Music students had just recently been able to start studying Western classical music again. They wanted the opinion of the world’s greatest violinist on their progress. So they asked him to tell them what he considered the most difficult violin piece. So that they could learn it, and play it for him to give them feedback.
He recommended a piece by Paganini. The Chinese students learned it and practised it until they were perfect. When Perlman arrived the recital began with their best student playing the Paganini piece straight through.
When he finished he asked Perlman what he thought of it, and where he could improve. Perlman said, “It was excellent. Could you just try it again with a little more….emotion?” The student looked puzzled, he said, “Please tell me which notes were wrong.” Perlman said, “None of the notes were wrong, but could you try it with a little more…..feeling.”
The student still didn’t understand, “Was it too fast or too slow, what was wrong?” Perlman said, “No, nothing was wrong, everything was perfect. The only area for improvement was maybe a little more….emotion.” The student couldn’t get it.
If Perlman could tell him what he was doing wrong he would fix it. Perlman told him he wasn’t doing anything wrong. But there was something he could do to make it better. None of the Chinese could understand it. Everyone was confused and disappointed.
To the Chinese this was a rational process, it should be discussed rationally. It was a very fast, very complicated piece of music. All the notes had been played in exactly the order laid down, at exactly the right speed, but Perlman’s advice couldn’t be explained rationally.
And, yes, this is the problem. Someone recently sent me a paper claiming that emotional advertising works better than rational advertising. But is anything ever all reason or all emotion? All left brain or all right brain? All product or all brand?
Don’t they actually mean that advertising that mixes the emotional and the rational works better than a purely rational approach?
If you take the purely rational part out of Paganini you have no music. You have a lot of very emotional noises on a violin, but without the arrangement of notes and the logical progression of fingers on a violin you have no underlying melody.
Surely the advertising that works best has an underlying logic, delivered in a way that resonates emotionally? The philosopher David Hume said, “Reason is the slave of the passions.” In other words, reason alone doesn’t make us want to do anything.
Emotion makes us want to do something.

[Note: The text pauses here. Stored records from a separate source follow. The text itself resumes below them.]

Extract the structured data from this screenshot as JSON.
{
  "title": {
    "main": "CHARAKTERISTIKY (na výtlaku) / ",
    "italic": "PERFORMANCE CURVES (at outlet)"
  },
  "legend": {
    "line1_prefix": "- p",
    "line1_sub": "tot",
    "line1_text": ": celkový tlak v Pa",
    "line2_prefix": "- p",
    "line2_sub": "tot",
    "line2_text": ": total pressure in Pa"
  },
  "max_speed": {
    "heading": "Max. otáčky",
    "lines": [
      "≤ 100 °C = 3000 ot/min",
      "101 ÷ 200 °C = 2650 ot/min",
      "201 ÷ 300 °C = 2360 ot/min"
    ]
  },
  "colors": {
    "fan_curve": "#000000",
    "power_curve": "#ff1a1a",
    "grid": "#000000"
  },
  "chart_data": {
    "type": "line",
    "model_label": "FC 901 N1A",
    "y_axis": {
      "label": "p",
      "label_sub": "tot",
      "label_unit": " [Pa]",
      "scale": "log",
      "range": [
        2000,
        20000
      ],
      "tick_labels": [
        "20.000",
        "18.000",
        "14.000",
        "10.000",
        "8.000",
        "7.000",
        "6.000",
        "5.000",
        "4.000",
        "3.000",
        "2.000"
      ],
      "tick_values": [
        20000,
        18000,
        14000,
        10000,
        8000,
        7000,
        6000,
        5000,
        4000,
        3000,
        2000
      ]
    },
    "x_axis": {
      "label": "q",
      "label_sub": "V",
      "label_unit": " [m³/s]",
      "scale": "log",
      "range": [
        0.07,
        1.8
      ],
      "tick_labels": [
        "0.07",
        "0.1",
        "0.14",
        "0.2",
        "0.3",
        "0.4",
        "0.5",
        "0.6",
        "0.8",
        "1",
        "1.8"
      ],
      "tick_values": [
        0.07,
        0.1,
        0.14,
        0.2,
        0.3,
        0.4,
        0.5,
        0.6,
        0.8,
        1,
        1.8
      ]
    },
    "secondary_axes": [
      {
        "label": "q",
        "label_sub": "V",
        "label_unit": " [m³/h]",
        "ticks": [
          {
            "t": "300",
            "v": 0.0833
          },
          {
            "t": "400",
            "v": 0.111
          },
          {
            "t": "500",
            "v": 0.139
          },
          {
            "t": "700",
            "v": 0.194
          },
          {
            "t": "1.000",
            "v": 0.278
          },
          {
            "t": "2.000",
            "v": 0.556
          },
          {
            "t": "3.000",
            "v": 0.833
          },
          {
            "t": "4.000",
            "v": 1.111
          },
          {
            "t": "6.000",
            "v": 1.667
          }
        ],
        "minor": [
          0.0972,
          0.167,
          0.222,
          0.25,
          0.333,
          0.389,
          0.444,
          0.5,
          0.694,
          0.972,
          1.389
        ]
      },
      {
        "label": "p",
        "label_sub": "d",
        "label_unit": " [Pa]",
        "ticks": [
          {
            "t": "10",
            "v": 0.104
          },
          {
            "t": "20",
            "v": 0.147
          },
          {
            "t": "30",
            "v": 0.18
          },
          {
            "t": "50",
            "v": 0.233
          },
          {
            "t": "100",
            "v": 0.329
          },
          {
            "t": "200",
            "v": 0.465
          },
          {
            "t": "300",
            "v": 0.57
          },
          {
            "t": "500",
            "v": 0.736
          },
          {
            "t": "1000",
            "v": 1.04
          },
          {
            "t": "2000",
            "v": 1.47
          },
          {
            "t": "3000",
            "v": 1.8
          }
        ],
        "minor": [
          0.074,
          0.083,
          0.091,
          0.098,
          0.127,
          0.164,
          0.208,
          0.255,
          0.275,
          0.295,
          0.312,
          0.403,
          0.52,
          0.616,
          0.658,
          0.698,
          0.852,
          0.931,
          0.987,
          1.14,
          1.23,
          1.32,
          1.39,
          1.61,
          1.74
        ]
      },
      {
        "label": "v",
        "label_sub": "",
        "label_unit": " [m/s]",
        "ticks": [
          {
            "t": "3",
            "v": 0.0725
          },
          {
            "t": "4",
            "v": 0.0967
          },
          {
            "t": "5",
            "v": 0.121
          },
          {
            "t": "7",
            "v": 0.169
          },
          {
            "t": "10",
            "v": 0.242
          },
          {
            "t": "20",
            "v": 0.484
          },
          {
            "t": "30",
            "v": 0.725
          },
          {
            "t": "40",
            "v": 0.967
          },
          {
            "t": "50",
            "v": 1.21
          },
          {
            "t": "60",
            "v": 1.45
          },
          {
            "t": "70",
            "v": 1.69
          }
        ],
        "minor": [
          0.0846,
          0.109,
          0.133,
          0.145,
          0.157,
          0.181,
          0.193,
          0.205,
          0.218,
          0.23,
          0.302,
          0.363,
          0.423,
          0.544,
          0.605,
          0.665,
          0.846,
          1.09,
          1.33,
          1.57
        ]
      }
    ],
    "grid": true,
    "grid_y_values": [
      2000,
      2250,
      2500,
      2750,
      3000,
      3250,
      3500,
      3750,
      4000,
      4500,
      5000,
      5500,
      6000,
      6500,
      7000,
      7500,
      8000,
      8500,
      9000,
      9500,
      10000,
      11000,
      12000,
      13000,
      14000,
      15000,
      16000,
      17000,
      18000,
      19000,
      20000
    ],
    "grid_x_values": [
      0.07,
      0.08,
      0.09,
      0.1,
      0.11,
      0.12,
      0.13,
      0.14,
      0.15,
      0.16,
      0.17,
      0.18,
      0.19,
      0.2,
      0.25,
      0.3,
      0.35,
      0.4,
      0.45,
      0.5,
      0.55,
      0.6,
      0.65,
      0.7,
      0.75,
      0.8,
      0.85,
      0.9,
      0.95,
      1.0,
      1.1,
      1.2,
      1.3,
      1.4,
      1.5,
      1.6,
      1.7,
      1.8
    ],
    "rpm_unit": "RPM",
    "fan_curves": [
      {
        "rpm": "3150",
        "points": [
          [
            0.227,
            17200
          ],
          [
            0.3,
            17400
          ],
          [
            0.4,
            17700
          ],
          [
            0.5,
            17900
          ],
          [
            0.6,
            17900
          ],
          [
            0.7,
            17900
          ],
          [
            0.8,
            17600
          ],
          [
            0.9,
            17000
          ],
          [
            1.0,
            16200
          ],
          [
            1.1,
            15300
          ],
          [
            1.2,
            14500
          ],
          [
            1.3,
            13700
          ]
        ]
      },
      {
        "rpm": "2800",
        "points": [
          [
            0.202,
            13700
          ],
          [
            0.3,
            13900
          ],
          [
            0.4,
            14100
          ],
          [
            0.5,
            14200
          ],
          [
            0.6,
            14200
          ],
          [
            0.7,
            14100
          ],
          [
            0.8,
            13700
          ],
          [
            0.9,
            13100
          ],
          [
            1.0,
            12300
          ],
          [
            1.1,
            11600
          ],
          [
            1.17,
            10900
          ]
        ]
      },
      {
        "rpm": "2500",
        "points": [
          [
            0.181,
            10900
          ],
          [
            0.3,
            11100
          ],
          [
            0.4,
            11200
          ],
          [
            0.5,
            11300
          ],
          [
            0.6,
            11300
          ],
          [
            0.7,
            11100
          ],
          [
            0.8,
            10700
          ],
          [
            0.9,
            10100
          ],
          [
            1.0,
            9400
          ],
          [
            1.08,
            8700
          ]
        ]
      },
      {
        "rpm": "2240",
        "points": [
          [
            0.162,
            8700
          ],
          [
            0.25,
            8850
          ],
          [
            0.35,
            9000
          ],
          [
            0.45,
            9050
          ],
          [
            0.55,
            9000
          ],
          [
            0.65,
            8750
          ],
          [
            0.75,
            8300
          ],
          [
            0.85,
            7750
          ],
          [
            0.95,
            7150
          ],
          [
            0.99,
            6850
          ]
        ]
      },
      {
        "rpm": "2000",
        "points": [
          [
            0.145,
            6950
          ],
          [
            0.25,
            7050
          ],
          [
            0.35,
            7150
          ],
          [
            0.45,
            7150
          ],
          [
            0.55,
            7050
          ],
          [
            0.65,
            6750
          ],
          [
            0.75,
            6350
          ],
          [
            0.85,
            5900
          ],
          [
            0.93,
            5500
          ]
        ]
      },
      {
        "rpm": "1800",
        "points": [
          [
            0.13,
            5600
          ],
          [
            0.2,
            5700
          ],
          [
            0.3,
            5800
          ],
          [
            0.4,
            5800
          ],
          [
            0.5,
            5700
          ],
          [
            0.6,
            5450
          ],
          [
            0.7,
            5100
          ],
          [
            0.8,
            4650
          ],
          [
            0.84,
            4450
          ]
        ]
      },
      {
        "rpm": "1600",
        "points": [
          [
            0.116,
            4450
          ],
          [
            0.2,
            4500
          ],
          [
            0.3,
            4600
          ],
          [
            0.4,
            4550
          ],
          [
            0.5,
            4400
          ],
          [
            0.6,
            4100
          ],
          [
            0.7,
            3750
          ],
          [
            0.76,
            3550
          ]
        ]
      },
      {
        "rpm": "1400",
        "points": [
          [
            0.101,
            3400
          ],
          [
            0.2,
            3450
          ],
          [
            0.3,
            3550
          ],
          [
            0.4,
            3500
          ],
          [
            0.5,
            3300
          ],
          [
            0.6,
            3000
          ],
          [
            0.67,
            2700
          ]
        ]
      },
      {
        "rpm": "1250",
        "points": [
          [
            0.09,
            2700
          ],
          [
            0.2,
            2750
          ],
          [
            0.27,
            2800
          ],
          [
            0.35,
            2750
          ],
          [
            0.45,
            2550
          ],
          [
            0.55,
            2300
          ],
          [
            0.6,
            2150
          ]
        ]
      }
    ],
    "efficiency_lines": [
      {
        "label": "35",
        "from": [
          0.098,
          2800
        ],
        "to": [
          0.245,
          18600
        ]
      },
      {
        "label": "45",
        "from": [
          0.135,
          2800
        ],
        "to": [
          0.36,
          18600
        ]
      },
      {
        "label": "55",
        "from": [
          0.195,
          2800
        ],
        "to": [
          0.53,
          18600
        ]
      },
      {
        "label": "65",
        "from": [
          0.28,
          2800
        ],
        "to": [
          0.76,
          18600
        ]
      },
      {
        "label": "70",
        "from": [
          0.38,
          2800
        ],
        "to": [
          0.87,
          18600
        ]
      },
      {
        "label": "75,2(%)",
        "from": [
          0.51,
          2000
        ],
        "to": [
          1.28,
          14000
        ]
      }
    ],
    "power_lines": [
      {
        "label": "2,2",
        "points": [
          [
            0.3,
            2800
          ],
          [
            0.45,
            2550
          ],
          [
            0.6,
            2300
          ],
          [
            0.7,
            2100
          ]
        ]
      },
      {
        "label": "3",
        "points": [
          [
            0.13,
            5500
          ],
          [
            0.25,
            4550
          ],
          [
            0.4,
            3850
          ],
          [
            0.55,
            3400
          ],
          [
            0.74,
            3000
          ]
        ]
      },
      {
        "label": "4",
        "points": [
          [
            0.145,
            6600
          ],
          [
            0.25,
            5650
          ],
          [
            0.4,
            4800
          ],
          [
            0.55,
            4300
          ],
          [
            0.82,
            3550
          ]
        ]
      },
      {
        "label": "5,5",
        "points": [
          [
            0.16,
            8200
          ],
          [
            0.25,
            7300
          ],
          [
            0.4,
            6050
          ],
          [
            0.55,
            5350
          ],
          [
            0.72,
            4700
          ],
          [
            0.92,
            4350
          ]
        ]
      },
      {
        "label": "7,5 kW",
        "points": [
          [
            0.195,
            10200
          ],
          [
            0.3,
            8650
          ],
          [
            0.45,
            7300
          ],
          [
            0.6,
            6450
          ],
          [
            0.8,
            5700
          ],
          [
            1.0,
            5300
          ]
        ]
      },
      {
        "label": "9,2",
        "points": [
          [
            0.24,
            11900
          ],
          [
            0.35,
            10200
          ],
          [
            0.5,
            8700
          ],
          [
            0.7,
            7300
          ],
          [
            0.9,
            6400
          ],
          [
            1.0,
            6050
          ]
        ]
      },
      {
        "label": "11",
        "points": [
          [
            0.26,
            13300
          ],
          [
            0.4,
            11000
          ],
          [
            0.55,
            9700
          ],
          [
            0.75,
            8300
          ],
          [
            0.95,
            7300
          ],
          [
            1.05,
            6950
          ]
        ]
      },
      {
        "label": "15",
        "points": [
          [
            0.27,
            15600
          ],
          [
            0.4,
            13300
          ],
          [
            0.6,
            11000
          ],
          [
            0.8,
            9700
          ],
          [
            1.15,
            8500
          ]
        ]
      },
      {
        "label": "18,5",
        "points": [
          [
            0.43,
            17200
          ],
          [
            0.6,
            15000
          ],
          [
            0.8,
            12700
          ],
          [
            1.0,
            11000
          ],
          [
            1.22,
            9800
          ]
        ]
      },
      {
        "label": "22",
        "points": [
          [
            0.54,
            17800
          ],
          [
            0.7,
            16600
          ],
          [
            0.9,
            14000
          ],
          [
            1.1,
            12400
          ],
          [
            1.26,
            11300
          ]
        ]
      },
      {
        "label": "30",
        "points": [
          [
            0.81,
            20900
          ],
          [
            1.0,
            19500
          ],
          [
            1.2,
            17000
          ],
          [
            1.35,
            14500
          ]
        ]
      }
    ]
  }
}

Reason tells us whether we can do it, if we should do it, and how to do it.
We react to advertising like everything else in life: Desire/Permission. The desire always precedes permission the way emotion always precedes reason. But reason can be experienced emotionally.
When someone makes an extremely persuasive rational case with passion, our reaction can be emotional. Even if we don’t fully understand the logic we might feel persuaded.
I once asked one of our planners, Emily James, how she bought a car. She said she would ask her father and brother’s advice, who were extremely rational about these things.
Now you might think a purely rational ad wouldn’t work on a woman. But it may work on her father and brother, who would influence her decision.
Ithzak Perlman didn’t want the student to throw out the rational and replace it with the emotional. He wanted the student to add the emotional to the rational.
We need a strategy and an execution. We need impact and involvement. We need emotion and reason. We need them in different amounts, expressed in different ways, in different circumstances.
I was talking to a very senior suit (or frock) the other day, Sonia Sheta. Sonia’s an interesting racial mix: Anglo-Indian and Egyptian. She was telling me that her relatives are fascinated when they come to London.
They say, “What a strange country this is. The rich people are thin and the poor people are fat.” Their logic is that rich people can afford to be fat, so why are they thin? And how can poor people afford to be fat?
Our logic is that rich people can afford to choose, and they choose to be thin. Poor people have no choice, they have to be fat.
Human beings are too complicated for simple one-size-fits-all solutions. We can’t just kneejerk into the solely emotional or the solely rational.